Staying anchored in awareness amid the illusions of success.
Most people believe that power, fame, and money change people. But I’ve come to realize — they don’t necessarily change us; they amplify what already exists within.
And this doesn’t happen only at the top. You don’t need to be the richest or the most powerful to experience it. Even within a small circle, a minor success, or a brief sense of authority, we begin to feel the shift.
- A manager starts believing the team succeeded because of his leadership, overlooking the hard work, late nights, and quiet persistence of the team members who made it possible.
- A movie star thinks the applause is only for his talent, forgetting the director, the crew, and the audience that made it possible.
- A founder credits every milestone to his vision, overlooking the timing, the ecosystem, and the luck that played their part.
The scale differs, but the psychology remains the same. We begin to internalize success as a personal entitlement rather than a shared consequence. When I start overvaluing my contribution and skill set while ignoring serendipity and support, I begin to believe that every right decision was purely my doing.
Then it quietly becomes my way or the highway. Over time, people stop disagreeing, not because I’m always right, but because I’ve stopped inviting dissent. And that’s when negative virtues such as pride, ego, greed, envy, and anger quietly take the driver’s seat.
It’s easy to judge others when we see these traits in them — the arrogant boss, the boastful colleague, the self-absorbed celebrity. But perhaps the wiser approach is to hate the sin, not the sinner, to see how these same forces can rise within any of us when awareness slips. That’s when humility becomes not just a virtue, but a form of vigilance.
The only antidote is awareness – to stay grounded in realism, to remember that outcomes are never the product of one person’s brilliance alone, and to accept, however difficult it may be, that everyone is different, not wrong.
Peace is not found in control or validation, but in being calm at the core, no matter the moment, no matter the noise.
Whenever I’ve fallen into this trap, I’ve suffered, but each time, I’ve also learned. Now, I’m consciously breaking this vicious cycle, i.e., choosing not to react out of ego or pride but to stay aware, grateful, and grounded.
As I continue this journey, I’m also learning to observe why people behave the way they do, not to judge them, but to understand the patterns that play out in all of us. Their behavior often reflects the very traps I’m trying to avoid. That observation itself keeps me humble and reminds me to stay alert, aware, and anchored in the right state.

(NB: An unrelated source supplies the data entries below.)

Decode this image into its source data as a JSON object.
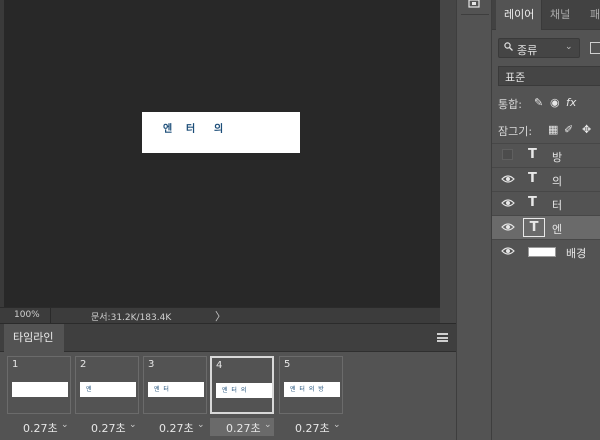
{
  "document": {
    "canvas_chars": [
      "엔",
      "터",
      "의"
    ],
    "zoom": "100%",
    "doc_size": "문서:31.2K/183.4K",
    "status_arrow": "〉"
  },
  "layers_panel": {
    "tabs": [
      "레이어",
      "채널",
      "패"
    ],
    "filter": {
      "value": "종류",
      "icon": "search-icon"
    },
    "blend_mode": "표준",
    "unify_label": "통합:",
    "lock_label": "잠그기:",
    "layers": [
      {
        "name": "방",
        "type": "text",
        "visible": false,
        "selected": false
      },
      {
        "name": "의",
        "type": "text",
        "visible": true,
        "selected": false
      },
      {
        "name": "터",
        "type": "text",
        "visible": true,
        "selected": false
      },
      {
        "name": "엔",
        "type": "text",
        "visible": true,
        "selected": true
      },
      {
        "name": "배경",
        "type": "background",
        "visible": true,
        "selected": false
      }
    ]
  },
  "timeline": {
    "tab_label": "타임라인",
    "frames": [
      {
        "num": "1",
        "delay": "0.27초",
        "thumb_text": "",
        "selected": false
      },
      {
        "num": "2",
        "delay": "0.27초",
        "thumb_text": "엔",
        "selected": false
      },
      {
        "num": "3",
        "delay": "0.27초",
        "thumb_text": "엔 터",
        "selected": false
      },
      {
        "num": "4",
        "delay": "0.27초",
        "thumb_text": "엔 터 의",
        "selected": true
      },
      {
        "num": "5",
        "delay": "0.27초",
        "thumb_text": "엔 터 의 방",
        "selected": false
      }
    ]
  },
  "colors": {
    "canvas_bg": "#282828",
    "panel_bg": "#535353",
    "text_accent": "#1d4e79",
    "selected_row": "#6a6a6a"
  }
}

But one question always lingers in my mind:
If I understand why people behave the way they do and if I can see their weaknesses or biases and then use that knowledge to design something, is it manipulation or creation?
I firmly believe, it depends on the intent.

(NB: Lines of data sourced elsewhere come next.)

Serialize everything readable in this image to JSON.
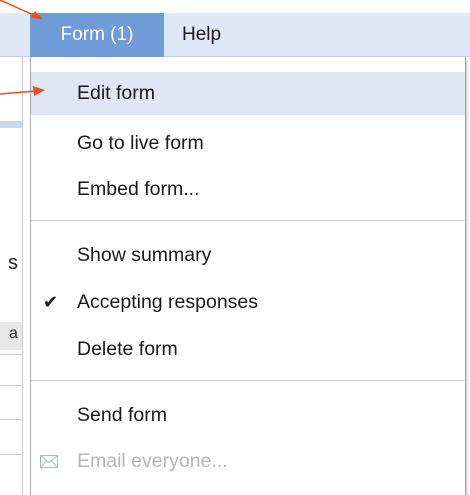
{
  "menubar": {
    "form_label": "Form (1)",
    "help_label": "Help"
  },
  "dropdown": {
    "items": [
      {
        "label": "Edit form"
      },
      {
        "label": "Go to live form"
      },
      {
        "label": "Embed form..."
      },
      {
        "label": "Show summary"
      },
      {
        "label": "Accepting responses",
        "checked": true
      },
      {
        "label": "Delete form"
      },
      {
        "label": "Send form"
      },
      {
        "label": "Email everyone...",
        "disabled": true
      }
    ]
  },
  "fragments": {
    "glyph_1": "s",
    "glyph_2": "a"
  },
  "colors": {
    "menubar_bg": "#dfe8f6",
    "active_menu": "#6f9bd6",
    "highlight": "#dfe6f4",
    "arrow": "#e8501f"
  }
}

- When insight is used to control behavior for self-gain, it becomes manipulation.
- When used to serve awareness, solve problems, or create value, it becomes a form of creation.
Platforms like LinkedIn and Facebook embody this paradox. They understand our need for validation and connection, yet how they use that understanding determines whether they empower or exploit. As a builder and observer, that’s the question I keep asking myself:
“Am I amplifying manipulation or truly creating value for everyone?”
Because the line between the two is extremely thin, I can easily cross it if I’m not paying attention. That’s why awareness isn’t a one-time realization; it’s a continuous practice. Every design choice, every product feature, every word I write must pass through that inner lens of intent. Only then can I stay aware while creating and let power, fame, or success become ways to do good, not traps for the ego.